А Степан отказывался:
— Не могу, товарищ бригадир, в город собираюсь — овцу продать, ребятишкам одежонку купить.
И Филипп соглашался со Степаном, что без одежонки ребятишкам холодно. В другом доме колхозница упрашивала бригадира оставить ее дома — белье постирать; в третьем — охали, жалуясь на боль в пояснице…
Потом Филипп шел в кладовую и принимался сортировать зерно. Заработавшись, он забывал о том, что надо бежать, просить, назначать и спорить.
В помощь Егорову председатель колхоза назначил Ремнева, надеясь, что он постепенно заменит Филиппа. Но нелегко было теперь и Ремневу. Ему частенько приходилось слышать: «Мы на таких начальников-мочальников начхали. Назначили нам бригадира — и ладно».
На совещаниях или на правлении председатель старался не вспоминать Филиппа или делал это так:
— Что-то в последнее время вторая бригада начинает сдавать.
Филипп вставал и мял шапку:
— Не слушается меня народ.
— А ты построже будь.

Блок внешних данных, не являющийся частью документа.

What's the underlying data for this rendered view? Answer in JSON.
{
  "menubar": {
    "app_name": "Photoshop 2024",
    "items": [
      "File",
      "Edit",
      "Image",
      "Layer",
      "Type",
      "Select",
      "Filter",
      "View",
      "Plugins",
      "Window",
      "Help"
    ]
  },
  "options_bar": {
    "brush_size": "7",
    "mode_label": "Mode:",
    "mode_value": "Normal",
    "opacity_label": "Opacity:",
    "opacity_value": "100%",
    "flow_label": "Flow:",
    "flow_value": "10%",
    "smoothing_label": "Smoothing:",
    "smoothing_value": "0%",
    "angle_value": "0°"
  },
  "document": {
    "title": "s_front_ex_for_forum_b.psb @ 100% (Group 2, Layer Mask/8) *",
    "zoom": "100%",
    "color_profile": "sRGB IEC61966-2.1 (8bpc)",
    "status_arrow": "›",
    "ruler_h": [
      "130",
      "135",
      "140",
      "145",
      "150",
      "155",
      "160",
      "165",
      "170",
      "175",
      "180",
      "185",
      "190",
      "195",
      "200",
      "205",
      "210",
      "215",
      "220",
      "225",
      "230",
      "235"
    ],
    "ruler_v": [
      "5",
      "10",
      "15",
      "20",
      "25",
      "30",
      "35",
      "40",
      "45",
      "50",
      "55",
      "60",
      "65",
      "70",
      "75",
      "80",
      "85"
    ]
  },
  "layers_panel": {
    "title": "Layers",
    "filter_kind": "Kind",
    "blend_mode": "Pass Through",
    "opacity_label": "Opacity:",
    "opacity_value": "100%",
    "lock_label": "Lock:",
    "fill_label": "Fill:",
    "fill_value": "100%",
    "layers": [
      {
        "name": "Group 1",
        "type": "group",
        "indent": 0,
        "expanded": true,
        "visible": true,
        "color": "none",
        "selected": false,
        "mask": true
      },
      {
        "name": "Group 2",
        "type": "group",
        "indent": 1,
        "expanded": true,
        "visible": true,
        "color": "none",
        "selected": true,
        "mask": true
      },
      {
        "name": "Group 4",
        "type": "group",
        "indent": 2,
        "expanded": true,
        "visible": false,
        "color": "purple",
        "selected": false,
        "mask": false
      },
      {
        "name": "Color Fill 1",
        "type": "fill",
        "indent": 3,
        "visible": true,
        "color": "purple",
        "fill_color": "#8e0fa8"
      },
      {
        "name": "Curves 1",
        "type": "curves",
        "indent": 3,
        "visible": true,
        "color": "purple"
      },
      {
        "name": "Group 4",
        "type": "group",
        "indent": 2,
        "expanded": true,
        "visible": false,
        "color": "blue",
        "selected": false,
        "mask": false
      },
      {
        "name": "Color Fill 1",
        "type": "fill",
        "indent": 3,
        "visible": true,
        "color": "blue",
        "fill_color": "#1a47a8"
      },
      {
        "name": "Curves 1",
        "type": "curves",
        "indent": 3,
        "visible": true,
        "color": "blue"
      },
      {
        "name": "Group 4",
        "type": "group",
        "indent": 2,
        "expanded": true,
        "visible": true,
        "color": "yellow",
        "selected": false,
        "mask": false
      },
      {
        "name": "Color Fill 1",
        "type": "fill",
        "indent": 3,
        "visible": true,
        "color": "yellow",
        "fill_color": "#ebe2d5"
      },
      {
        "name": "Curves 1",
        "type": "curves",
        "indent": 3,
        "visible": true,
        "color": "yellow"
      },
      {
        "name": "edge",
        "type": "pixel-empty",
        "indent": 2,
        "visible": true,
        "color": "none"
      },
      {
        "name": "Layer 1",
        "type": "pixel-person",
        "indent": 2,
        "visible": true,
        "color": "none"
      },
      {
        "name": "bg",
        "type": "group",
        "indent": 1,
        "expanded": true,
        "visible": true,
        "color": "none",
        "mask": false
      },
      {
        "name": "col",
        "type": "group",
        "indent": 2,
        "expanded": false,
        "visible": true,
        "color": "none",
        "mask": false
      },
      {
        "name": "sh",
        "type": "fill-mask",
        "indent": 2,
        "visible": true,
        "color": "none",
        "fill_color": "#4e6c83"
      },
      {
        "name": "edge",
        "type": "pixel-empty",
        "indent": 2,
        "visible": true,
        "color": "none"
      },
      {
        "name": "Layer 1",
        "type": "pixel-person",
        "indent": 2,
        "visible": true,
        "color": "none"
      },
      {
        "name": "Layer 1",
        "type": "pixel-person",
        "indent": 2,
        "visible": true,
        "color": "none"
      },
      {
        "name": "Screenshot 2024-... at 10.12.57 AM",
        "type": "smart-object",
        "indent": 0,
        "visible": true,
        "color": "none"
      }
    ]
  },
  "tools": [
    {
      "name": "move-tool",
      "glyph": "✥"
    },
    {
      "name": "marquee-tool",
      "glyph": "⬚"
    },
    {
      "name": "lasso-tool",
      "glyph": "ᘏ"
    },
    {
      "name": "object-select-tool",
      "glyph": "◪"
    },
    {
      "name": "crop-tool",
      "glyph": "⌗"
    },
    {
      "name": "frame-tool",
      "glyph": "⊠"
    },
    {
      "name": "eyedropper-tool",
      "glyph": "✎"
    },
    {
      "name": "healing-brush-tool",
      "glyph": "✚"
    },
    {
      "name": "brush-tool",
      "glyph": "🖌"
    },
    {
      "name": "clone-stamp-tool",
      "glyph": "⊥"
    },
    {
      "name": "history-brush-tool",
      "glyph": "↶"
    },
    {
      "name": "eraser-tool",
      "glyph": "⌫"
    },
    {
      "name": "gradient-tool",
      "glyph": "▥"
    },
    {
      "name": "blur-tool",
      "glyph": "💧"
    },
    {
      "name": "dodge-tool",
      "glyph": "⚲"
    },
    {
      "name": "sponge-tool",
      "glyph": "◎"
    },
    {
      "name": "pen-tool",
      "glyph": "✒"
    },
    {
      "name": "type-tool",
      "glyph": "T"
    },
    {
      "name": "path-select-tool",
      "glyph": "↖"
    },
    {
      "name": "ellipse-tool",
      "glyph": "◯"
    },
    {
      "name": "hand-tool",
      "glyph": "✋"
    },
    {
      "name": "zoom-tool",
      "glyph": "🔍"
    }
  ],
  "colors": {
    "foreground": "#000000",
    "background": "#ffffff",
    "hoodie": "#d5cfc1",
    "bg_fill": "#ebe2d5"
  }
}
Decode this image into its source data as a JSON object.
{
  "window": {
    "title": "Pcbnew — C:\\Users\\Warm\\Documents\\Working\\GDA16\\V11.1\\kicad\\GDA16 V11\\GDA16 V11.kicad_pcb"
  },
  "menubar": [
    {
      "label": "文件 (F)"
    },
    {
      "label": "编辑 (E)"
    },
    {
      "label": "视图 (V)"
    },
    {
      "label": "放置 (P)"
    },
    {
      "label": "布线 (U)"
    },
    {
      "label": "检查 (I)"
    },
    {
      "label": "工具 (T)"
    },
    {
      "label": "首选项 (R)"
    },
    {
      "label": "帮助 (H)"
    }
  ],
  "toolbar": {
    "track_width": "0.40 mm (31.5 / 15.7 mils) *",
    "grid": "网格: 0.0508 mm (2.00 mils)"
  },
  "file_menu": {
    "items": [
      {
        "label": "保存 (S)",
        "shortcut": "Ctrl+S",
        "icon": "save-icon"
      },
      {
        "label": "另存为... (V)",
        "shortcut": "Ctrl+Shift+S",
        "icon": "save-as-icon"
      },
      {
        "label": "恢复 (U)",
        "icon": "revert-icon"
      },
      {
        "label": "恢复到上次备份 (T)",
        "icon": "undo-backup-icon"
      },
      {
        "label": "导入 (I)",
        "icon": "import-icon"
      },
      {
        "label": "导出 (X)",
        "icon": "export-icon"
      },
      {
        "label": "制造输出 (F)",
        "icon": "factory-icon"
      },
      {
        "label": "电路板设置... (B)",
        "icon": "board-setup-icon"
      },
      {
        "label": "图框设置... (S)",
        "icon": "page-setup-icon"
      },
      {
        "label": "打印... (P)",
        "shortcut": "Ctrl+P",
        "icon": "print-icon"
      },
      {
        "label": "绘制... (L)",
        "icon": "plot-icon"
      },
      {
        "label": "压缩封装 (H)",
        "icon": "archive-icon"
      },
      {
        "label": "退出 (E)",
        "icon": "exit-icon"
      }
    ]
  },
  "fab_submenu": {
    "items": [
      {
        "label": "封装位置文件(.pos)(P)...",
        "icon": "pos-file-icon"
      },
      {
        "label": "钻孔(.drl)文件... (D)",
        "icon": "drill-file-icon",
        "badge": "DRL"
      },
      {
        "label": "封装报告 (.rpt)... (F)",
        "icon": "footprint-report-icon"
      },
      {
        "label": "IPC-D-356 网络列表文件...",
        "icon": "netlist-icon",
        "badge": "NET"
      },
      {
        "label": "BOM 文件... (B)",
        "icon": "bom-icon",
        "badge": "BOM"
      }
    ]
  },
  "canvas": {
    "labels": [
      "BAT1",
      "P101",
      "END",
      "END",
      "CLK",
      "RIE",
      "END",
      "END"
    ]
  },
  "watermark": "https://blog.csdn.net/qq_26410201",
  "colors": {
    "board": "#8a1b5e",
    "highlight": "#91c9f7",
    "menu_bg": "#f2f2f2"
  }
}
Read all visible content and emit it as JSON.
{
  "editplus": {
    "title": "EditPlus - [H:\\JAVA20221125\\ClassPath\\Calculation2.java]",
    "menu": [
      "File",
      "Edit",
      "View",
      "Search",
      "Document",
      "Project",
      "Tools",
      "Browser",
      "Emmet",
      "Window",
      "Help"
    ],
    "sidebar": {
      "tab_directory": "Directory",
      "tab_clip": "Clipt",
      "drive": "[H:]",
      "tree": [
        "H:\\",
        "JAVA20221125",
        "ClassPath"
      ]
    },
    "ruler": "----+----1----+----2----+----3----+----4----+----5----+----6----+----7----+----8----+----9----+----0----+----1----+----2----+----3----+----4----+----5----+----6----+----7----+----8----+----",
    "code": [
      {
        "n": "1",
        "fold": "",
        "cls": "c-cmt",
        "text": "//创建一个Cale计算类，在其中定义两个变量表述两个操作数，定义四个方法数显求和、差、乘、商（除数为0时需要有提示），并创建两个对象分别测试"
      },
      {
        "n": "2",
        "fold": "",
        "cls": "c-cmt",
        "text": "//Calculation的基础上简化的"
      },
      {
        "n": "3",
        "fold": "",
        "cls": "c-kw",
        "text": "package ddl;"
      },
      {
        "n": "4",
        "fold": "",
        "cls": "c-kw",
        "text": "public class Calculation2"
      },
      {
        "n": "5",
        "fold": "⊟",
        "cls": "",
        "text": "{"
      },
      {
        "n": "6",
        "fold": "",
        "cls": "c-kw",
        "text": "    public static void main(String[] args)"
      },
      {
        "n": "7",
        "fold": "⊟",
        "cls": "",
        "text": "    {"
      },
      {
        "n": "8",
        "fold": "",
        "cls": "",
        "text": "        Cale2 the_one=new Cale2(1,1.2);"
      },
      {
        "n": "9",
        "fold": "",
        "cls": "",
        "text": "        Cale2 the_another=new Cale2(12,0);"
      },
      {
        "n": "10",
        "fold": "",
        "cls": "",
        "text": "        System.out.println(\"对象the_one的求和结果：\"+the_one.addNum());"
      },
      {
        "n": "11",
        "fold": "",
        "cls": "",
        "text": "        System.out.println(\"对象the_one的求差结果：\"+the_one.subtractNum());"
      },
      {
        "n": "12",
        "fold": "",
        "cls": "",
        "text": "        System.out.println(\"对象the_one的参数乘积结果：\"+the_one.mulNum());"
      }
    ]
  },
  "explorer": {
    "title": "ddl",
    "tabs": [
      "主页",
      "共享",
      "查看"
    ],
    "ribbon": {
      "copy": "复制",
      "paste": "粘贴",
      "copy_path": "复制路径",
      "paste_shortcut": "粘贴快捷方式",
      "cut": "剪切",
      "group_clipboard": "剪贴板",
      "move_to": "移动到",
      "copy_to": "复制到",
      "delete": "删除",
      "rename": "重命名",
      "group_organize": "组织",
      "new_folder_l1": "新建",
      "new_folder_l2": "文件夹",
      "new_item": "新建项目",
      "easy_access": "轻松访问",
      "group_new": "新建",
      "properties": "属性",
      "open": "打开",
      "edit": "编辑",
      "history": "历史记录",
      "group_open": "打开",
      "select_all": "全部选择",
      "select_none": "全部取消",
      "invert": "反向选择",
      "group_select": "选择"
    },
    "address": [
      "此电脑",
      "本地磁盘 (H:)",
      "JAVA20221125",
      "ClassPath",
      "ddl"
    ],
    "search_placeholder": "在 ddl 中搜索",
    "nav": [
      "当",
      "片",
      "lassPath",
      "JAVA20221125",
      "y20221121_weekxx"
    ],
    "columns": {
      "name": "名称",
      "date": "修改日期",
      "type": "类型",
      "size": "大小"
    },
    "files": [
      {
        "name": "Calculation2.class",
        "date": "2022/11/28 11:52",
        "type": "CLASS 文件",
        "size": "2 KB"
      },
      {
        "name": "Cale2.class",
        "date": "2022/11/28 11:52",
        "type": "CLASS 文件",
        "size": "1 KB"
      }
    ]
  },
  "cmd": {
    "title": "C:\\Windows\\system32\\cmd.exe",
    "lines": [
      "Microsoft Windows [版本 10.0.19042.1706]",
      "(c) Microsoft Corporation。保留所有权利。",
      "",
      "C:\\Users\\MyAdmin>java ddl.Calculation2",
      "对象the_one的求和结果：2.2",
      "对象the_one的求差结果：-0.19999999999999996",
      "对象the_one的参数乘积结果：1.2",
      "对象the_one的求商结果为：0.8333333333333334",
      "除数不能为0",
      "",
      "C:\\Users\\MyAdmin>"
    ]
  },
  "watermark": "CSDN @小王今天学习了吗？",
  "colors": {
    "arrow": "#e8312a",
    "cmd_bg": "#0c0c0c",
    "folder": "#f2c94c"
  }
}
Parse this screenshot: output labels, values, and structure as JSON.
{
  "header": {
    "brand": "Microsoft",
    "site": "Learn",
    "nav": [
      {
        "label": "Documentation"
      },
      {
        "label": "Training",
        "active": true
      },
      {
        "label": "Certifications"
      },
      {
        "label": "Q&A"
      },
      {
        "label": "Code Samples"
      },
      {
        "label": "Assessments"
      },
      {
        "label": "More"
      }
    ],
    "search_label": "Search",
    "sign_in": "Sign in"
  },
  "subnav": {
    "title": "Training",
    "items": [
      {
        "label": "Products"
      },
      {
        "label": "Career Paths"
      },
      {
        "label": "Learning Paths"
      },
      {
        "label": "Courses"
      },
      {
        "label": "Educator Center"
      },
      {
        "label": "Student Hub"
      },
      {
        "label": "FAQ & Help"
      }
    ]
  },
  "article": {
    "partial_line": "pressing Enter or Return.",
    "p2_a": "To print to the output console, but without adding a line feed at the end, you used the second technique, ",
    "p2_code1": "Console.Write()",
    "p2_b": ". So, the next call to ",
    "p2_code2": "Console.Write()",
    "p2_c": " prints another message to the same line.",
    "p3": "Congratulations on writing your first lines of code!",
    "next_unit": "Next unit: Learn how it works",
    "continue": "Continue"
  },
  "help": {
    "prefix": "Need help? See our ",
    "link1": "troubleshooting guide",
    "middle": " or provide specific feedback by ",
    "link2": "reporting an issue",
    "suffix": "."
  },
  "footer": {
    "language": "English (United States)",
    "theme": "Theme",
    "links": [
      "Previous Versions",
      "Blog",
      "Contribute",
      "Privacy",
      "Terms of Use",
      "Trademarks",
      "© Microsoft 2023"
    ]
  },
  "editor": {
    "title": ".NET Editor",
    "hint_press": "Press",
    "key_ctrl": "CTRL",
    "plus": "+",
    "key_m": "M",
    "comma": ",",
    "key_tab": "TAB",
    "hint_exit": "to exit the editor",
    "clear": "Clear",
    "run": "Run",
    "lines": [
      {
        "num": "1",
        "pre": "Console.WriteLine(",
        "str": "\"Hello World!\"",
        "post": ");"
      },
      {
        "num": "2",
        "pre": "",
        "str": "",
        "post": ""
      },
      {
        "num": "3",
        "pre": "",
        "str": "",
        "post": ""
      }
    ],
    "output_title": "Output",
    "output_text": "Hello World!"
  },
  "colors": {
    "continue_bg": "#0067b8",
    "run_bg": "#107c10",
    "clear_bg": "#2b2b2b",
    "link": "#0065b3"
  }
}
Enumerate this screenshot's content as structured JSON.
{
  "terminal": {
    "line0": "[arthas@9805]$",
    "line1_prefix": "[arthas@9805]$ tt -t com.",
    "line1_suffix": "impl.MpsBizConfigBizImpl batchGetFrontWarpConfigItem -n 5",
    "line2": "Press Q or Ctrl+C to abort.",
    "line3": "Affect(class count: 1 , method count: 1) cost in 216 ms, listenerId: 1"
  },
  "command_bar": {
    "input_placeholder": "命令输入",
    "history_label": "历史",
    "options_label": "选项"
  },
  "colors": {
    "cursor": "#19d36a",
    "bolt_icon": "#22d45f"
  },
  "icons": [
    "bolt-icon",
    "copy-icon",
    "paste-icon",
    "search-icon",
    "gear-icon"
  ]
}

Ты не сам работай, а их заставляй… Руководи.
— Не получается у меня, — разводил руками Филипп, — совсем народ не слушается.
Как-то председатель напомнил Филиппу о парниках. И он взялся за парники. Взялся с жаром, не жалея ни сил, ни времени. Он сам рубил лес, надрываясь, таскал бревна по глубокому снегу — к дороге. Нередко за полночь запоздалый ковшовец слышал на улице фырканье лошади, скрип снега под бревнами и хриповатый голос Филиппа:
— Эй, милая, давай, давай.
Председатель подумал, прикинул что-то и направил в бригаду Филиппа всех колхозных плотников.
Радостное и вместе с тем тревожное чувство испытывал теперь Филипп. Работы на парниках подвигались ходко — это его радовало. Начиналась оттепель, с крыш сочилась капель — и это его радовало. Но какое-то непонятное сомнение тревожило бригадира.
Наступил день, когда все было готово. Снег сгребли в огромные сугробы, на очищенной земле сложили березовые дрова.
— Завтра начнем отогревать, — говорил Филипп и улыбался, может быть впервые с тех пор, как стал бригадиром. Он еще раз обошел подготовленные срубы и, присев на березовую чурку, вынул кисет с махоркой и взглянул на небо…
Уже вечерело. На западе быстро росла зеленоватая щель, расширялась, раздвигала тучу. Над самым горизонтом медленно выплыло из тучи оранжевое солнце. Лес принял резко-лиловый цвет, мелкие облачка на небе порозовели; те, что были ближе к солнцу, просвечивались насквозь, подальше — горели ярко-красным огнем, а у самых дальних только накалились края. Бездымный пожар охватил деревню Большие Ковши. Окна, отражая лучи заходящего солнца, казалось, плавились… Но вот резко оборвался последний луч, стало вокруг серенько. Быстро стемнело. Но не так, как вчера: небо усыпали звезды… Филипп сидел как окаменелый.
— Будет мороз, — прошептал он и добавил: — Большой мороз.
И мороз действительно стукнул такой, что Авдотье пришлось сходить в хлев и старой шубой укрыть теленка, а чтоб петух не отморозил гребень, она сняла его с насеста и принесла в избу.
Ночью Филипп спал плохо, а утром с трудом отбил промерзшую дверь и пошел к парникам.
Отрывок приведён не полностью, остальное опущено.